Ci sono però anche vantaggi concreti: supporto nella ricerca giurisprudenziale, analisi di grandi documenti (ad esempio estratti conto in cause di separazione), pianificazione delle fasi processuali, traduzione e sintesi di materiali complessi.
Insomma, l’IA premia chi ha già competenza e spirito critico mentre può mettere nei guai chi la usa senza capire.
IL NODO PENALE: NORME FRAGILI E PROVE DIGITALI
La chiusura è stata affidata al penalista Daniele Loglio, che ha portato uno sguardo disincantato: «Il diritto penale nel digitale ha già mostrato i suoi limiti».
I grandi scandali di data breach ( violazione della sicurezza che, in modo accidentale o illecito, causa la distruzione, la perdita, la modifica, la divulgazione non autorizzata o l’accesso a dati personali) e la nascita del GDPR (Regolamento generale sulla protezione dei dati) lo dimostrano: «Quando il penale fallisce, arriva la regolazione amministrativa. Anche oggi stiamo costruendo norme con i piedi d’argilla» ha avvertito Loglio.
La nuova legge introduce reati come la diffusione di deepfake ingannevoli (pena 1-5 anni) e aggravanti per chi usa IA per commettere reati. Ma definire la fattispecie richiamando l’AI Act, pensato per la regolazione del mercato, secondo Loglio, rischia di violare i principi di tassatività e determinatezza.
Sul fronte investigativo, ci sono strumenti che consentono analisi massive di dati e intercettazioni, molto utili alla difesa e alle indagini, ma pericolosi se basati su sequestri “onnivori”, privi di filtri e controlli, con l’effetto di riversare la vita digitale delle persone nelle mani delle autorità.

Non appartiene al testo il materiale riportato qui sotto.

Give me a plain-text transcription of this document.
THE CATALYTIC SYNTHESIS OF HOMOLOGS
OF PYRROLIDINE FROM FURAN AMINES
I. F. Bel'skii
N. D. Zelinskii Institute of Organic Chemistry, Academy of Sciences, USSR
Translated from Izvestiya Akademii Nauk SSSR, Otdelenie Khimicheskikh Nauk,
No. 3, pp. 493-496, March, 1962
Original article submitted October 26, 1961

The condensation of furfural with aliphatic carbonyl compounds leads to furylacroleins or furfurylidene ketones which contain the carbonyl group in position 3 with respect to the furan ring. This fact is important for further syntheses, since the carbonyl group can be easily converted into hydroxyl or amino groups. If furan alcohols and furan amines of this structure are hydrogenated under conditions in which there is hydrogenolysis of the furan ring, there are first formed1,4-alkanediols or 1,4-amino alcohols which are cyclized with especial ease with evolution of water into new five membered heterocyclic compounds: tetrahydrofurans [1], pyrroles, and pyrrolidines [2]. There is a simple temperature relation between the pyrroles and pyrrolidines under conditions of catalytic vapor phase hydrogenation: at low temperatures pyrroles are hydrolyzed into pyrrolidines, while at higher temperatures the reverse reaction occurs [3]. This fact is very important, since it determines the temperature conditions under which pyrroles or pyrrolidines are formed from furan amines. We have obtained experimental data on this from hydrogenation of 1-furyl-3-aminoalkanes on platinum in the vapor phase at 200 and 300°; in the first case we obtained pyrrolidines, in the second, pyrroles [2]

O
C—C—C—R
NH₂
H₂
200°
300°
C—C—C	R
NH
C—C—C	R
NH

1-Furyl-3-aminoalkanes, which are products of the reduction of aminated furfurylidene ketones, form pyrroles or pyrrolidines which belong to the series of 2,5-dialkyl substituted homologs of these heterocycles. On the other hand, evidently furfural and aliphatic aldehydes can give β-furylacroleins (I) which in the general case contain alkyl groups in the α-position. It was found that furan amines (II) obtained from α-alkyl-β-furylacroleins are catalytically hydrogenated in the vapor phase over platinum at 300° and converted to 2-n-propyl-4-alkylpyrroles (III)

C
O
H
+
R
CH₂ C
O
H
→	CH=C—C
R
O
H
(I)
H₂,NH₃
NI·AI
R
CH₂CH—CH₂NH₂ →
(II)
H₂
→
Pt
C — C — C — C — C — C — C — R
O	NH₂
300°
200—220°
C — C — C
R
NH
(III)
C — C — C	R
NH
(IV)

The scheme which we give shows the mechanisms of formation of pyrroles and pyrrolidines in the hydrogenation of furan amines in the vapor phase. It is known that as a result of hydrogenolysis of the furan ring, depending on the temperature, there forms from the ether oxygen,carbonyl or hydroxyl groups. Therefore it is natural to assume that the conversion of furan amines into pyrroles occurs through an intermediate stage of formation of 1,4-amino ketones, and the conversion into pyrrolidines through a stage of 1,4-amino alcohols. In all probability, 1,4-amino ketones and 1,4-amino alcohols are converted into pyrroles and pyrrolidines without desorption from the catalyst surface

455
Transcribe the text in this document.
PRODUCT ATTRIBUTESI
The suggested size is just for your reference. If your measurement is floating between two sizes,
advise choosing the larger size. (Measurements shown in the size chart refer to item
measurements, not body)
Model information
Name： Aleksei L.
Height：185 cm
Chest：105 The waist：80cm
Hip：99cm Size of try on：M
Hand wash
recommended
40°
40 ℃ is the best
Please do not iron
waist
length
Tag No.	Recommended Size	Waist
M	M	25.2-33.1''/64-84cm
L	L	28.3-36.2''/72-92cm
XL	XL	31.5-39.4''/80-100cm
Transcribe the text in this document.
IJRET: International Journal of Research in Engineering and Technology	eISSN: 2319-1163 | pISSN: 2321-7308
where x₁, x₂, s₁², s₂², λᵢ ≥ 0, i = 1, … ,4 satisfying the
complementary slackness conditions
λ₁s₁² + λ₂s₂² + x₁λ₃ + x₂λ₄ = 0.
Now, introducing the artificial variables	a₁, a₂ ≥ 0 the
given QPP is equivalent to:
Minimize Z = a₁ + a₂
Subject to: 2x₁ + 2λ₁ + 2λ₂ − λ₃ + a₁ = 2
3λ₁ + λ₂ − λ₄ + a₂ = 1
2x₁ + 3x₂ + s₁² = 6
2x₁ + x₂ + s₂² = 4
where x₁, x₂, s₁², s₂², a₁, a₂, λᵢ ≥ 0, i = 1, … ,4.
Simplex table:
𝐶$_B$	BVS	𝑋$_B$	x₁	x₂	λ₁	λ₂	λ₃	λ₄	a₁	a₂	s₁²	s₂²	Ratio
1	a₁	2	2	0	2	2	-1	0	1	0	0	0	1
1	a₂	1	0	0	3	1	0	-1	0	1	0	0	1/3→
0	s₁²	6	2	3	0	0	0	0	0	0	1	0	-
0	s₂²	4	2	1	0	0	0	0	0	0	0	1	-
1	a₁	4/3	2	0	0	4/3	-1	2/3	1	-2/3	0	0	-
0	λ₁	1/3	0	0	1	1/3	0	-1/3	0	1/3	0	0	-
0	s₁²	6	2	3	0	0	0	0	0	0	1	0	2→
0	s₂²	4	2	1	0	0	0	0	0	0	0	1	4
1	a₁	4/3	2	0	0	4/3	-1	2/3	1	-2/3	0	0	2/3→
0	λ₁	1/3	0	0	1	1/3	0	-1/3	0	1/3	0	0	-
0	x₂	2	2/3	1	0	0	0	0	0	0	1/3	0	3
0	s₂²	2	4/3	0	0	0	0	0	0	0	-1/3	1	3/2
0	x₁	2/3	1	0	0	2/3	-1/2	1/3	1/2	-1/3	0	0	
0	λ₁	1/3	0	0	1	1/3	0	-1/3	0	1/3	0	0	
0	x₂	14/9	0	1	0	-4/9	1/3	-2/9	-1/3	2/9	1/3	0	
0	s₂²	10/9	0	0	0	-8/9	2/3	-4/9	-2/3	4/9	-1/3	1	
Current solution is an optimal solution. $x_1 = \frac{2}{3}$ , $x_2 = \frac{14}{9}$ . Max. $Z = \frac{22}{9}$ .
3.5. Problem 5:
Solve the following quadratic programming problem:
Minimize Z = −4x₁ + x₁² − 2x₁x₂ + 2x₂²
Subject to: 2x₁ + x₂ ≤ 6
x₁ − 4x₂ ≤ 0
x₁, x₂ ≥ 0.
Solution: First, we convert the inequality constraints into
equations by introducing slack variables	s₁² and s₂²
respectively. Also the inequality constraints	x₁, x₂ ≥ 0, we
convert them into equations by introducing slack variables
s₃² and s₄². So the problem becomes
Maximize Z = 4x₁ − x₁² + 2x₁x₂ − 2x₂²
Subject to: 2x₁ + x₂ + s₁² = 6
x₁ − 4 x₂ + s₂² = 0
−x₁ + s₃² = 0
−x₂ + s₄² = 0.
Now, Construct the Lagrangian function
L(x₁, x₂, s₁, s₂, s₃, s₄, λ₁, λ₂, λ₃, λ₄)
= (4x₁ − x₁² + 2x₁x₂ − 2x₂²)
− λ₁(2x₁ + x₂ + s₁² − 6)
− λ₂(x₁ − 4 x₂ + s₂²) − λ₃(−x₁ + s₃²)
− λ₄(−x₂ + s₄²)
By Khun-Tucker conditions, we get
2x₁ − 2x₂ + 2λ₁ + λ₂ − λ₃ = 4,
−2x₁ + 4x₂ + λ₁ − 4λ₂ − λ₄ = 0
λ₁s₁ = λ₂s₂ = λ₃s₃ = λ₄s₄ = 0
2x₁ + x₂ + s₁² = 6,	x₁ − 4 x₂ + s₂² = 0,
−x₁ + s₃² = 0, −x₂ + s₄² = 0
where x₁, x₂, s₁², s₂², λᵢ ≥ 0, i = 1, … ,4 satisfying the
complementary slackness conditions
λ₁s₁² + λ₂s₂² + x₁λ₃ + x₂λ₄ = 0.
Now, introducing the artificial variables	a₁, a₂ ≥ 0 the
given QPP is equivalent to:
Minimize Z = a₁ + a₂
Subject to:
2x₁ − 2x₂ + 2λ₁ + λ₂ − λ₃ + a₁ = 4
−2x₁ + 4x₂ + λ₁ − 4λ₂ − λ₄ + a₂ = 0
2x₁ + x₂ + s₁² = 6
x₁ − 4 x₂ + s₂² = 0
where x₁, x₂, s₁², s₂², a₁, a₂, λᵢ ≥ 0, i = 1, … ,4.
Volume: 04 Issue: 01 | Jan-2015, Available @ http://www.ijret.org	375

Restano invece irrisolti nodi storici, quali: giurisdizione, locus commissi delicti, regole di acquisizione e contestazione della prova.
L’Unione Europea punta a guidare l’aspetto normativo, ma «serve maggiore precisione descrittiva e una vera risposta ai problemi strutturali del penale nel digitale» ha concluso Loglio.